Personal Finance

Stop pleasing people and focus on work at hand

office

Just as their pleasure is their responsibility, our personal and professional improvement within and beyond an organisation is our responsibility. PHOTO | SHUTTERSTOCK

Pleasure of any kind is satisfying for the person experiencing it. Everyone should have the privilege of experiencing some in one way or another. Knock yourself out, whatever yours may be. That said, repeat this after me: “Every individual is responsible for his/her pleasure”.

This is especially so in the workplace. A regrettable number of us are unaware of this basic “law of pleasure”. We go around jumping up high enough to hit our heads on the ceilings (perhaps hoping to break the proverbial kinds with brute force) and bending over backwards until we hear a bone or two breaks, to please others.

Needless to say, this ends up being a very frustrating endeavour every time without fail. We have got to understand that the complex dynamism of each person means that attempting to please anyone, particularly our managers can be as futile as it is frustrating.

We want to understand what the vision is, inculcate it into our thought processes and match our work activities to the set objectives within our job and team profiles.

When we get so hung up about pleasing others, we inevitably set ourselves up for rather bumpy emotional and professional journeys. Praise and even empty flattery send us on highs while feedback and constructive criticism takes all the wind from beneath our wing sending us splattering to pieces in sorrow.

Criticism offers us an opportunity to grow. We have got to interrogate our views of words, tone of voice applied, and even our mental state at the time of the correction. We need to understand why criticism is offensive.

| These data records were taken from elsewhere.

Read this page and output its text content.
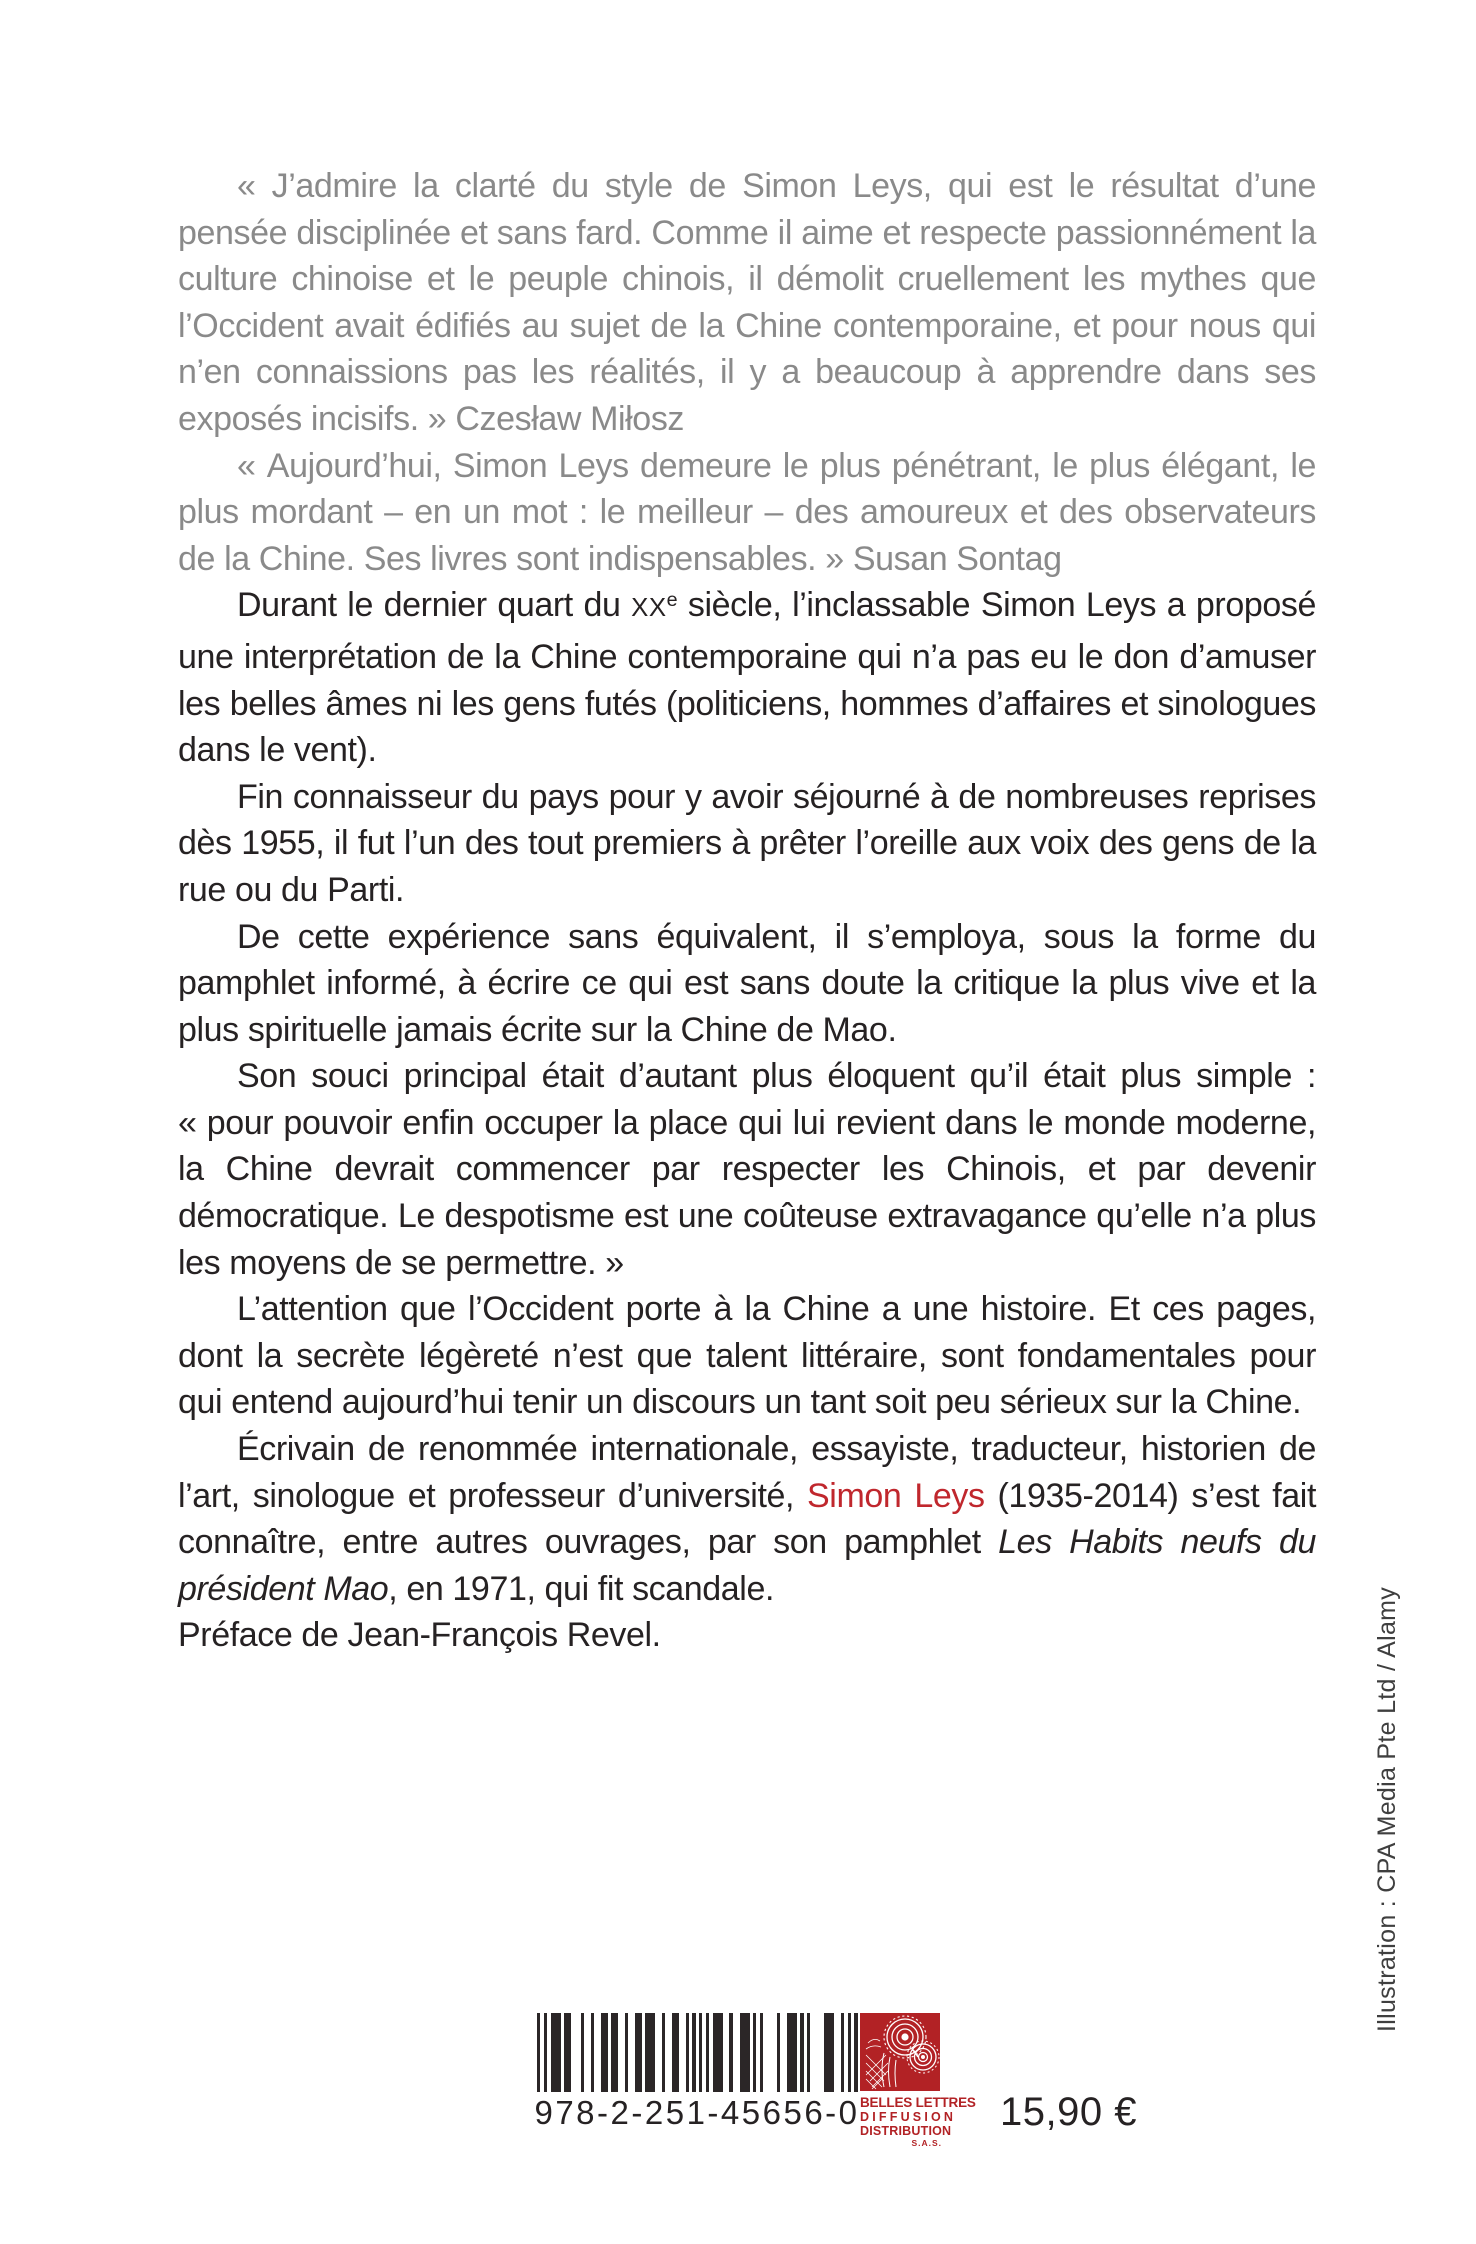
« J’admire la clarté du style de Simon Leys, qui est le résultat d’une pensée disciplinée et sans fard. Comme il aime et respecte passionnément la culture chinoise et le peuple chinois, il démolit cruellement les mythes que l’Occident avait édifiés au sujet de la Chine contemporaine, et pour nous qui n’en connaissions pas les réalités, il y a beaucoup à apprendre dans ses exposés incisifs. » Czesław Miłosz

« Aujourd’hui, Simon Leys demeure le plus pénétrant, le plus élégant, le plus mordant – en un mot : le meilleur – des amoureux et des observateurs de la Chine. Ses livres sont indispensables. » Susan Sontag

Durant le dernier quart du XXe siècle, l’inclassable Simon Leys a proposé une interprétation de la Chine contemporaine qui n’a pas eu le don d’amuser les belles âmes ni les gens futés (politiciens, hommes d’affaires et sinologues dans le vent).

Fin connaisseur du pays pour y avoir séjourné à de nombreuses reprises dès 1955, il fut l’un des tout premiers à prêter l’oreille aux voix des gens de la rue ou du Parti.

De cette expérience sans équivalent, il s’employa, sous la forme du pamphlet informé, à écrire ce qui est sans doute la critique la plus vive et la plus spirituelle jamais écrite sur la Chine de Mao.

Son souci principal était d’autant plus éloquent qu’il était plus simple : « pour pouvoir enfin occuper la place qui lui revient dans le monde moderne, la Chine devrait commencer par respecter les Chinois, et par devenir démocratique. Le despotisme est une coûteuse extravagance qu’elle n’a plus les moyens de se permettre. »

L’attention que l’Occident porte à la Chine a une histoire. Et ces pages, dont la secrète légèreté n’est que talent littéraire, sont fondamentales pour qui entend aujourd’hui tenir un discours un tant soit peu sérieux sur la Chine.

Écrivain de renommée internationale, essayiste, traducteur, historien de l’art, sinologue et professeur d’université, Simon Leys (1935-2014) s’est fait connaître, entre autres ouvrages, par son pamphlet Les Habits neufs du président Mao, en 1971, qui fit scandale.

Préface de Jean-François Revel.

978-2-251-45656-0 BELLES LETTRES
DIFFUSION
DISTRIBUTION
S.A.S.
15,90 €
Illustration : CPA Media Pte Ltd / Alamy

It helps to keep our egos in check and appreciate that it is not necessarily about our person, and if it is, all the more reason to receive criticism with both hands as the gift of feedback that it is. The essence of the message is usually that there are opportunities for improvement and the fruitful thing to do is to get on with it.

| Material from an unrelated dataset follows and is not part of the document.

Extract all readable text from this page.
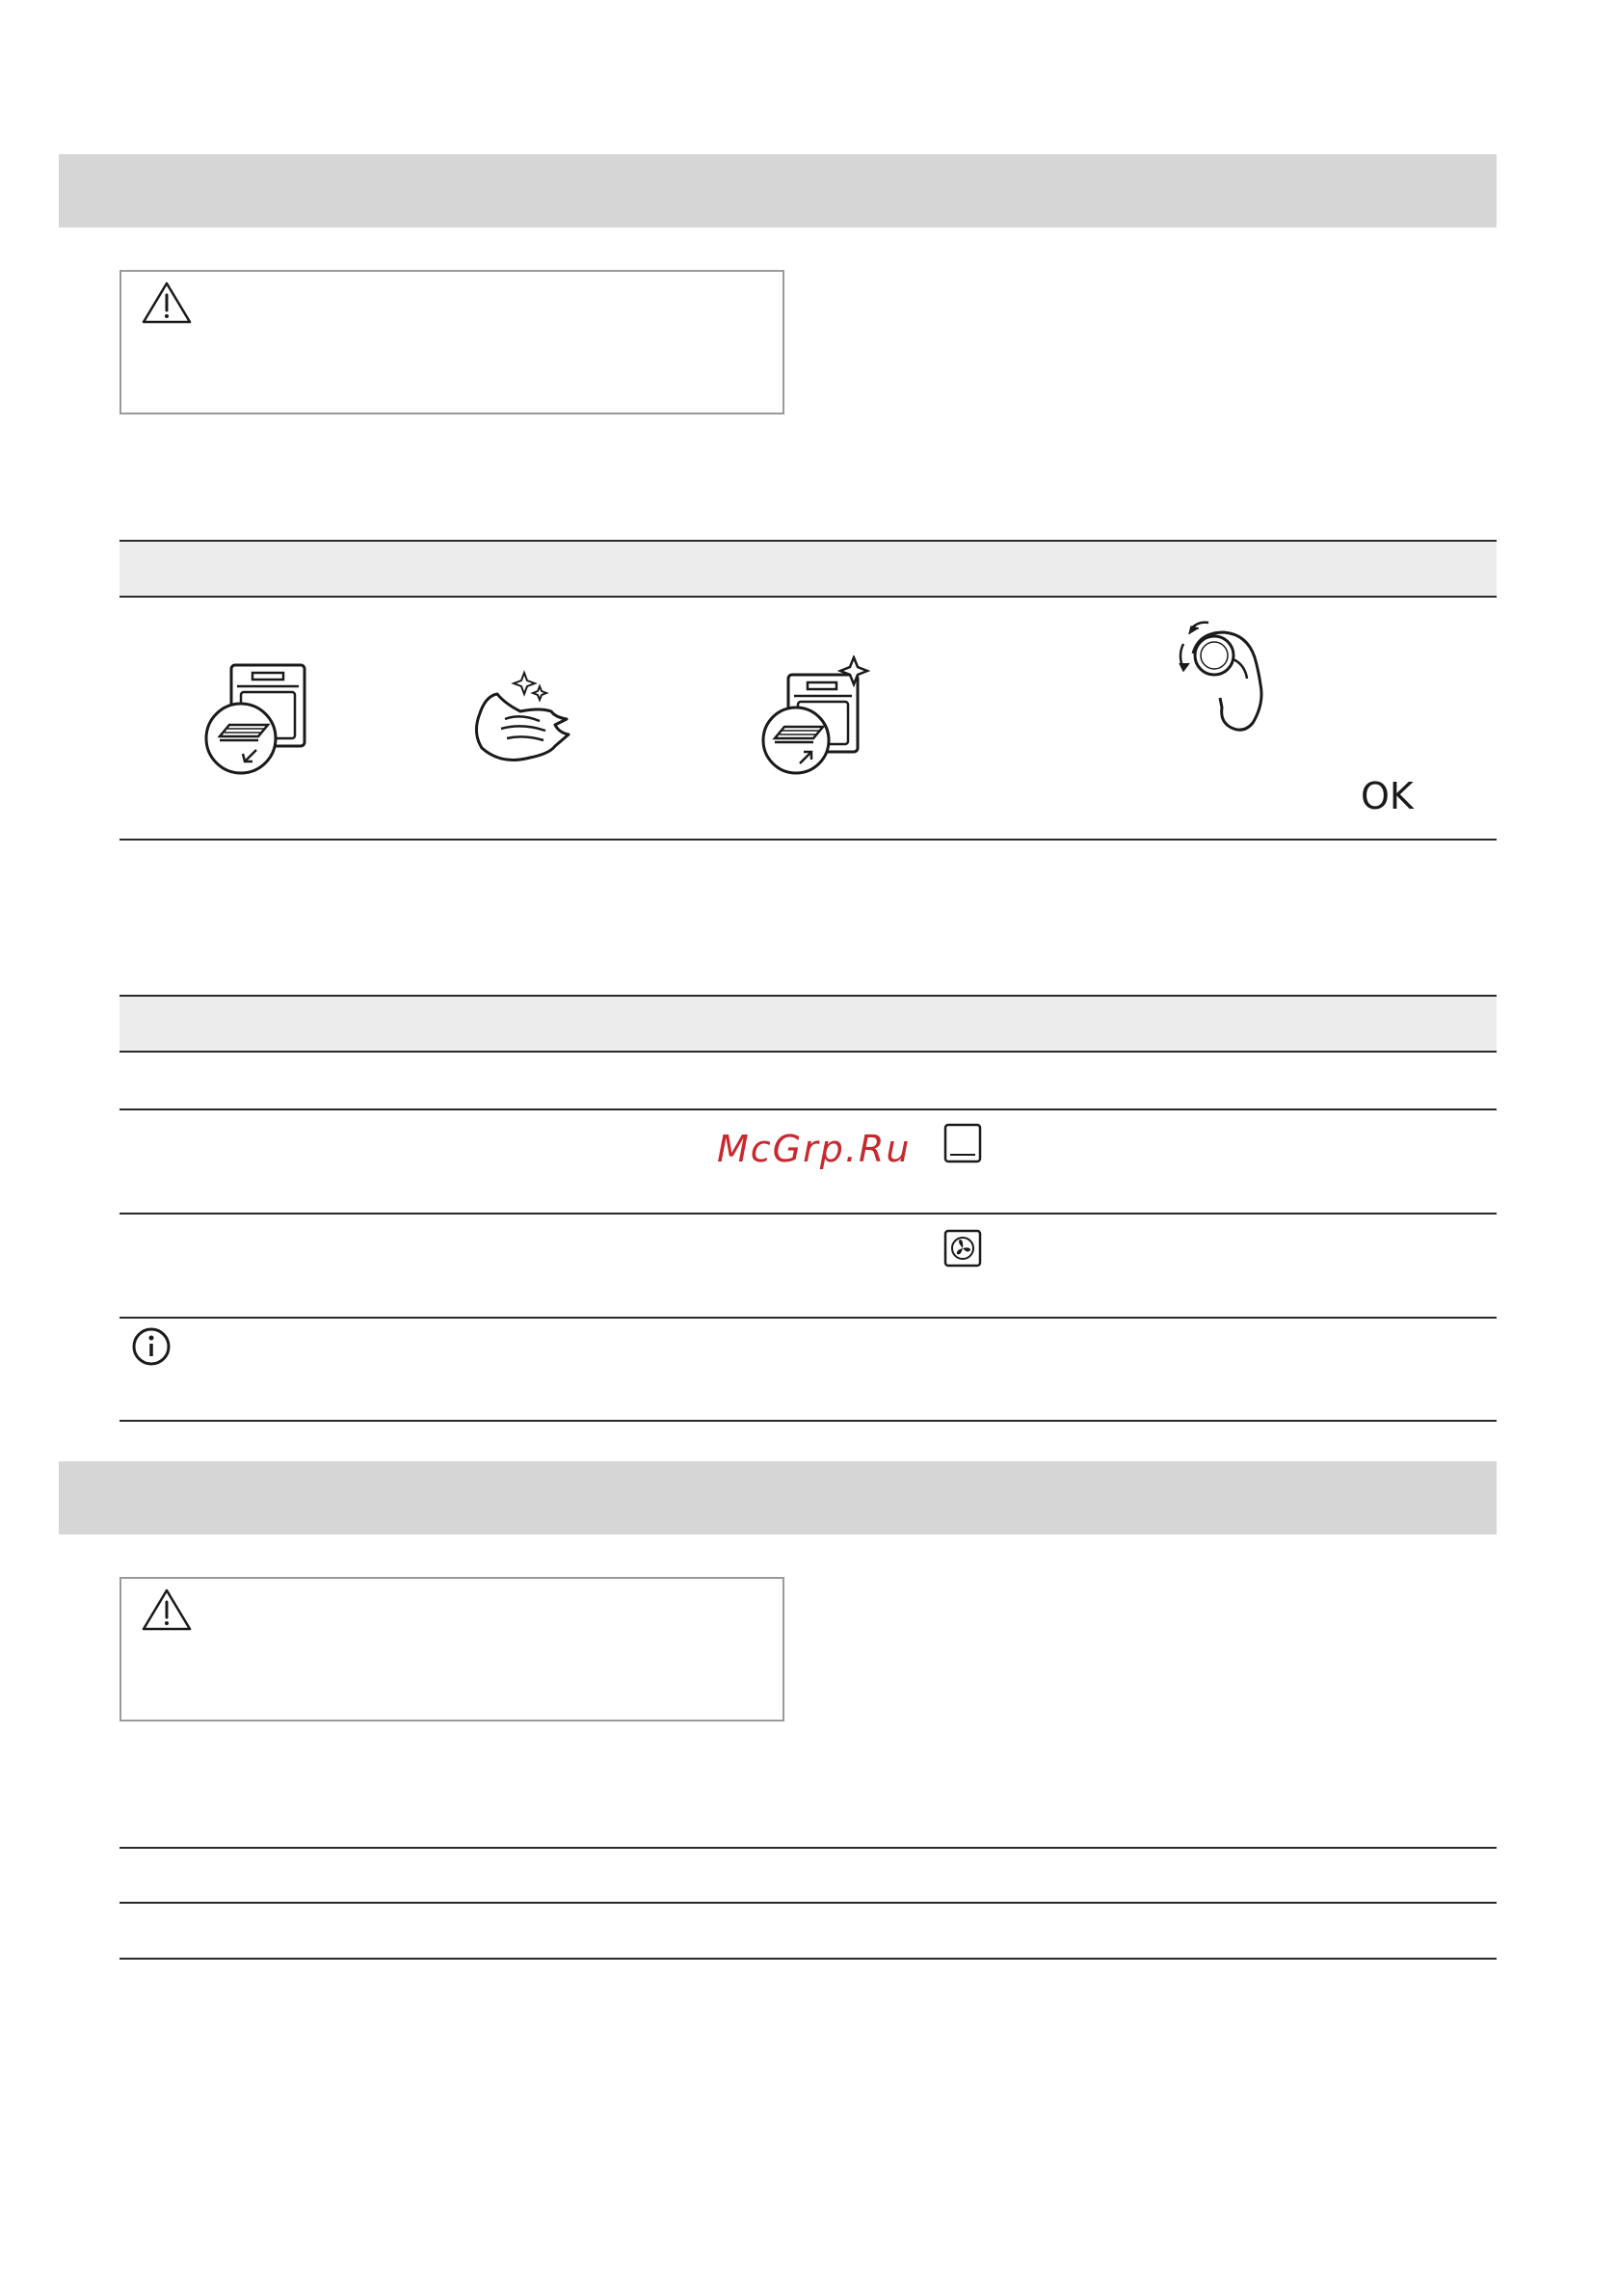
OK
McGrp.Ru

Those in positions that require them to give lots of feedback usually end up being seen as “difficult and hard to please”. Once again, we do not need to please anyone at work. Just as their pleasure is their responsibility, our personal and professional improvement within and beyond an organisation is our responsibility.

If we find some, hooray, but it is no one’s responsibility to motivate us into self-improvement. To thrive in any contractual relationship, the onus is on us to be in the right frame of mind to meaningfully and productively engage with our team members for mutually profitable business outcomes.

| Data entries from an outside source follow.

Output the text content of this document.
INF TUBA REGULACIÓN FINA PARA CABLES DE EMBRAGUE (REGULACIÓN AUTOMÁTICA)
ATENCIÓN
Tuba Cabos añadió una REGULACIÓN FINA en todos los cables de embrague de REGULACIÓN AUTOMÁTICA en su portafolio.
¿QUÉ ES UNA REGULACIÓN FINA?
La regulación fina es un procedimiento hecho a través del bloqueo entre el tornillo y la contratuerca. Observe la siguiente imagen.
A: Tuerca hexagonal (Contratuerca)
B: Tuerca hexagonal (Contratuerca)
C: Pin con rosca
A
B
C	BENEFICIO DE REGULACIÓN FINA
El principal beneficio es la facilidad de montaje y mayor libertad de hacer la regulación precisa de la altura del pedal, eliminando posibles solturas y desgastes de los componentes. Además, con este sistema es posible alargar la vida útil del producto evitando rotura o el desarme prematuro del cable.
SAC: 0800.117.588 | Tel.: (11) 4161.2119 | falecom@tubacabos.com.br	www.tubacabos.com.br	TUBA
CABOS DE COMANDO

We only strive to please others when we lack the requisite confidence in our service delivery as professionals. Offering great service with the requisite attitude takes away the need to please anyone beyond the healthy professional levels. It is precisely why it is important to do work that inspires and uplifts us to be the best that we can.

With inspiration on an individual level, work becomes less about working for a particular organisation and more about providing good service no matter where we do it. We have got to have the confidence that emanates from the knowledge that when we provide a great service as a standard, we can do so anywhere. With this comes the comfort of realising that our managers and employers are not our sources of income.

We, through our service, are our own source of income and therefore do not need to be on the unrewarding quest to please.

Simply do what you do exceptionally well. Money, recognition, and everything else inevitably follow.